Çarşamba akşamı Trabzonspor'un Kopenhag'a elenmesiyle 1996'dan sonra ilk kez bir Türk takımının Şampiyonlar Ligi'nde yer alamayacağı kesinleşti.

Perşembe gecesi ise Fenerbahçe'nin Avrupa Ligi gruplarını, Sivasspor ile Başakşehir'in de Konferans Ligi'ni garantilemesi Türk taraftarlar için bir nebze teselli oldu.
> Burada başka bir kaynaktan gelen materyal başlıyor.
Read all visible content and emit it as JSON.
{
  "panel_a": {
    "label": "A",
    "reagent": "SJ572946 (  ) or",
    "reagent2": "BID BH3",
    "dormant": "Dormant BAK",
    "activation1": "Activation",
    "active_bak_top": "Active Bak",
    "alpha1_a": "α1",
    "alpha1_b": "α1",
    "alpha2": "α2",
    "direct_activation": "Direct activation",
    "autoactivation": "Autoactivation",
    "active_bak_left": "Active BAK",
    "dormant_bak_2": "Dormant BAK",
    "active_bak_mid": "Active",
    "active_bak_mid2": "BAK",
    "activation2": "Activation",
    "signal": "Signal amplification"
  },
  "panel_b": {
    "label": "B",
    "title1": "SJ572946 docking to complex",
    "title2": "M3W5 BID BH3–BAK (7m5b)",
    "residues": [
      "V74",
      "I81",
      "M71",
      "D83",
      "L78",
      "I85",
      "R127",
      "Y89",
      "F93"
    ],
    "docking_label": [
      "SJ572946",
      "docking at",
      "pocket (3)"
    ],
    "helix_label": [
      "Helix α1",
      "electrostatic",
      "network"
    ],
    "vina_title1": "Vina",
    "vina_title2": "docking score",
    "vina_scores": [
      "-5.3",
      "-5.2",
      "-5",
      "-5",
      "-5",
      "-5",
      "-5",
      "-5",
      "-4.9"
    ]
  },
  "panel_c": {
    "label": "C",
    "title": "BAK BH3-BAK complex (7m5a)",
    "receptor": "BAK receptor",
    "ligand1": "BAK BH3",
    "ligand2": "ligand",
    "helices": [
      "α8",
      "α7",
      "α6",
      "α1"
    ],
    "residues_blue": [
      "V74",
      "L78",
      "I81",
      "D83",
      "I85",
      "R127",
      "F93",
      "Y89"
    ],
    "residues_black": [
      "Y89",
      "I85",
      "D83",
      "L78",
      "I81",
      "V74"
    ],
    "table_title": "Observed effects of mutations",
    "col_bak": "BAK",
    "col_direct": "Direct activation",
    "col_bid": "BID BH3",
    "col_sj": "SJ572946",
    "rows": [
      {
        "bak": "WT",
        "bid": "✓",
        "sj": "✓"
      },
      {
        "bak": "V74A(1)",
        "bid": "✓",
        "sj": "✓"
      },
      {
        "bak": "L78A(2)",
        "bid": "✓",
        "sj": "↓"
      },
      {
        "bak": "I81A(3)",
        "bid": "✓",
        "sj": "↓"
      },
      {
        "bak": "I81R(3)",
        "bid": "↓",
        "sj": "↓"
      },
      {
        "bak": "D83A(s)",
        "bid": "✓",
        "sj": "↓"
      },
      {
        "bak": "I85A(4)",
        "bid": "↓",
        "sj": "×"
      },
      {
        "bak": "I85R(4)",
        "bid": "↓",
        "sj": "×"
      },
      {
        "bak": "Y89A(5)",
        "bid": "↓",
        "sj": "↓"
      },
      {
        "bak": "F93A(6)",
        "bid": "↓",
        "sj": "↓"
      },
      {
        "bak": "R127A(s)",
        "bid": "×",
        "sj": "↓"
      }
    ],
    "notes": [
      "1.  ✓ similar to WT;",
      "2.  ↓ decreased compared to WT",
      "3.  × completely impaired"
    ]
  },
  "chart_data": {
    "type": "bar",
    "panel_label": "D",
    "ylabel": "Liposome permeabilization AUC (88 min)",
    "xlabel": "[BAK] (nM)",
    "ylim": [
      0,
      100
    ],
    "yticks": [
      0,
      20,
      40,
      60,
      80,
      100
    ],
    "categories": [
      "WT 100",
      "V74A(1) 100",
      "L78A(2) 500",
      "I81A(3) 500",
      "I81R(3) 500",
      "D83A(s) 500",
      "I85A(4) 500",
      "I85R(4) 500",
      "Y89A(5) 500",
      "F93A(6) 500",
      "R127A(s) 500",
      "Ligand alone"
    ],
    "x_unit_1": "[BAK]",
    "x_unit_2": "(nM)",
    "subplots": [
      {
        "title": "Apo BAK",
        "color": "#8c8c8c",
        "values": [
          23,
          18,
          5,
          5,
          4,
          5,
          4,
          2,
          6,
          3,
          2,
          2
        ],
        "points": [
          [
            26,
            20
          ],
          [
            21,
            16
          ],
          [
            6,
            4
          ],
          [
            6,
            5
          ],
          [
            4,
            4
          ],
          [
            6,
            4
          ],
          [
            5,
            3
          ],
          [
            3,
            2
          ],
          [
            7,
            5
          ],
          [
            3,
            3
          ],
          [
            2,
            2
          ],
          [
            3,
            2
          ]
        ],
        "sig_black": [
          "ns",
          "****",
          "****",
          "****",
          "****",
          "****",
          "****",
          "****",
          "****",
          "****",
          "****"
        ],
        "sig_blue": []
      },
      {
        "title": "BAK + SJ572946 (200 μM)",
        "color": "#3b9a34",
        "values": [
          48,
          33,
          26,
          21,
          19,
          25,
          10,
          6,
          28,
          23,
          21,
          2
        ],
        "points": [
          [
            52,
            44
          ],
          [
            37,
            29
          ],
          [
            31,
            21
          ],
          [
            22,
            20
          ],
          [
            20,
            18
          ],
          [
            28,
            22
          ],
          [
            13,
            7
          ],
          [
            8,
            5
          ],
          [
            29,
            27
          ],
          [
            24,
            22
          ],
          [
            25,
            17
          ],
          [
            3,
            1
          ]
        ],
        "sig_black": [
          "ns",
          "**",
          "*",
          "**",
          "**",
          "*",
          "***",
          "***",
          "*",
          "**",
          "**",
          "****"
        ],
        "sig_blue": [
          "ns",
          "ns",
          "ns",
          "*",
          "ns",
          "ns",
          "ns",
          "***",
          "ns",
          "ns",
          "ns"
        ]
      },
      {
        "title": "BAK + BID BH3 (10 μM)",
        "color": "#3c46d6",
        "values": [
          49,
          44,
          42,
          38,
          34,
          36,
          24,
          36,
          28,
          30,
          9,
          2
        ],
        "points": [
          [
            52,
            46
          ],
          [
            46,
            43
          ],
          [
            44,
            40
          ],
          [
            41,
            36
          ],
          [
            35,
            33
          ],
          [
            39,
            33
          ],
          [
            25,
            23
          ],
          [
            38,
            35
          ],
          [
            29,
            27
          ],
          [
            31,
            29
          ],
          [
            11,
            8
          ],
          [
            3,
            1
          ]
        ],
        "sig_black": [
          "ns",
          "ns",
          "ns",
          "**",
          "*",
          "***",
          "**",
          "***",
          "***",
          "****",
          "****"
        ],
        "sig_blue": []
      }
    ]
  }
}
Kulüpler için hem prestij hem de önemli bir gelir kapısı yaratan Avrupa arenası için teknik adamların açıklamaları da tartışma yaratıyor.

 

 

Danimarka temsilcisi Kopenhag'a elenen ve Devler Ligi'ne veda ederek Avrupa Ligi gruplarında yola devam edecek Trabzonspor'un teknik direktörü Abdullah Avcı, "Dünyanın sonu değil, oyun bu"; Fenerbahçe Teknik Direktörü Jorge Jesus'un ise "öncelik lig şampiyonluğu" vurgusu gelinen noktayı özetler nitelikte.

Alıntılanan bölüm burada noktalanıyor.